C. Obéissance.
Abba Daniel dit que si le jeune cherche vraiment la voie de la
perfection, il doit mettre son énergie à se défaire de ses
richesses, de ses passions et se placer seul et dépouillé sous
l'autorité d'un ancien. (Coll. 4)
Il apparaît que la dépendance au maître
spirituel relève du temporaire mais qu'elle est indispensable à
la formation du novice. Nous irons jusqu'à dire même que le
degré de soumission du disciple envers le maître aura son
importance pour le chemin futur du jeune moine. Un bon moine est celui qui sait
obéir en tout à son ancien. L'obéissance doit être
inconditionnelle et basée sur une confiance sans bornes. L'ancien
reçoit les confessions de son disciple, celui-ci lui confie le moindre
de ses sentiments, la plus « mauvaise » pensée qui
l'empêche d'avancer aussi vite qu'il le voudrait. C'est exigeant, mais le
novice ne pourra acquérir une autonomie réelle que s'il se met
sous la direction d'un guide. Le but de la soumission, exigence commune chez
tous les Pères, est de se désapproprier de soi-même et
faire renaître « l'homme intérieur », l'homme nouveau
qui sera prêt à combattre pour et avec le Christ. Cela ne
s'apprend pas tout seul, ni du jour au lendemain.
99 PALLADE in « Histoire lausiaque
» S0 N° 75 Bellefontaine. 1999.
100 N. MOLINIER in « Ascèse, contemplation et
ministère » SO N°64. Bellefontaine. 1995.
Cette obéissance totale est une ascèse. Cette
obéissance apparaît donc comme la trame commune nécessaire
à l'avancée spirituelle d'un bon moine et les Pères la
recommandent à tous ceux qui les questionnent sur la vie du
désert.
« Ceux qui n'ont pas de direction tombent comme des
feuilles (...) Fais tout avec conseil, bois le vin avec conseil » dit
Abba Moïse en citant l'Ecriture. (Ps 103 et Prov II,14)
(Coll.2)
C'est encore lui qui conseille aux deux visiteurs de laisser
aux anciens le jugement de leurs actions et pensées en acquiescant aux
décisions du père spirituel et en ne tenant pour bon que ce qui
sort de sa bouche.
« Cette discipline n'apprendra pas seulement au jeune
moine à marcher droit par le sentier de la vraie discrétion : il
y gagnera encore une réelle immunité à l'endroit de toutes
les ruses et embûches de l'ennemi. Il est impossible de tomber dans
l'illusion si l'on ne fait point de son sens propre, mais des exemples des
anciens, la règle de sa vie. » (Coll. 2)
Cassien emploie des expressions dures envers ceux qui laissent
vagabonder leur esprit, il les traite de négligents dont l'âme
est épaissie par la malpropreté des vices. Il utilise aussi
certaines métaphores afin de mettre le disciple face à ses
responsabilités de moine et comparera l'âme à un meunier.

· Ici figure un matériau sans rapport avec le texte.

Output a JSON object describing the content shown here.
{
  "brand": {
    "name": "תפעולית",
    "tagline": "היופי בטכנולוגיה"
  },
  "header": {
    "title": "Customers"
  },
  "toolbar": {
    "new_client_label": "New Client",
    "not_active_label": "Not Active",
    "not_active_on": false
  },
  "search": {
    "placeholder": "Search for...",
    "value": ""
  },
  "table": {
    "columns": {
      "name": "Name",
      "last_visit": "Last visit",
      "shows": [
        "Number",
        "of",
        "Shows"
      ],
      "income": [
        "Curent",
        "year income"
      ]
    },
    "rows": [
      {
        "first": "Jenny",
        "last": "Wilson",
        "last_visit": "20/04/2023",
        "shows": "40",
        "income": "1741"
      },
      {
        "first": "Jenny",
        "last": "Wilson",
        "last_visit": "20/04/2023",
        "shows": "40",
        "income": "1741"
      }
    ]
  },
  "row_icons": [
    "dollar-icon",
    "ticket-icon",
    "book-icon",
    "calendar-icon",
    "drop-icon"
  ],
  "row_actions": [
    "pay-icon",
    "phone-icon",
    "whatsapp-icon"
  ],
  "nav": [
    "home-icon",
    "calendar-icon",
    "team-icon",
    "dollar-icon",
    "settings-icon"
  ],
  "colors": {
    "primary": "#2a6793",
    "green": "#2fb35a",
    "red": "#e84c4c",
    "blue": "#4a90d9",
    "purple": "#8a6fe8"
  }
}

Les meules ne peuvent cesser leur travail forcées par les eaux, mais
c'est au maître du moulin de faire moudre à son tour le
blé, l'orge ou l'ivraie. Les meules ne moudront que ce qui leur a
été fourni par celui à qui le soin de cet ouvrage a
été commis. Il en est donc de même pour l'âme, c'est
à elle de savoir quelles pensées elle doit admettre et lesquelles
elle doit rejeter. (Coll. 1) L'aptitude à l'obéissance
est la preuve d'un tempérament fort veut expliquer Cassien. Celui qui
obéit fait preuve de plus de force que celui qui se montre
opiniâtre à garder son sentiment. (Coll. 16)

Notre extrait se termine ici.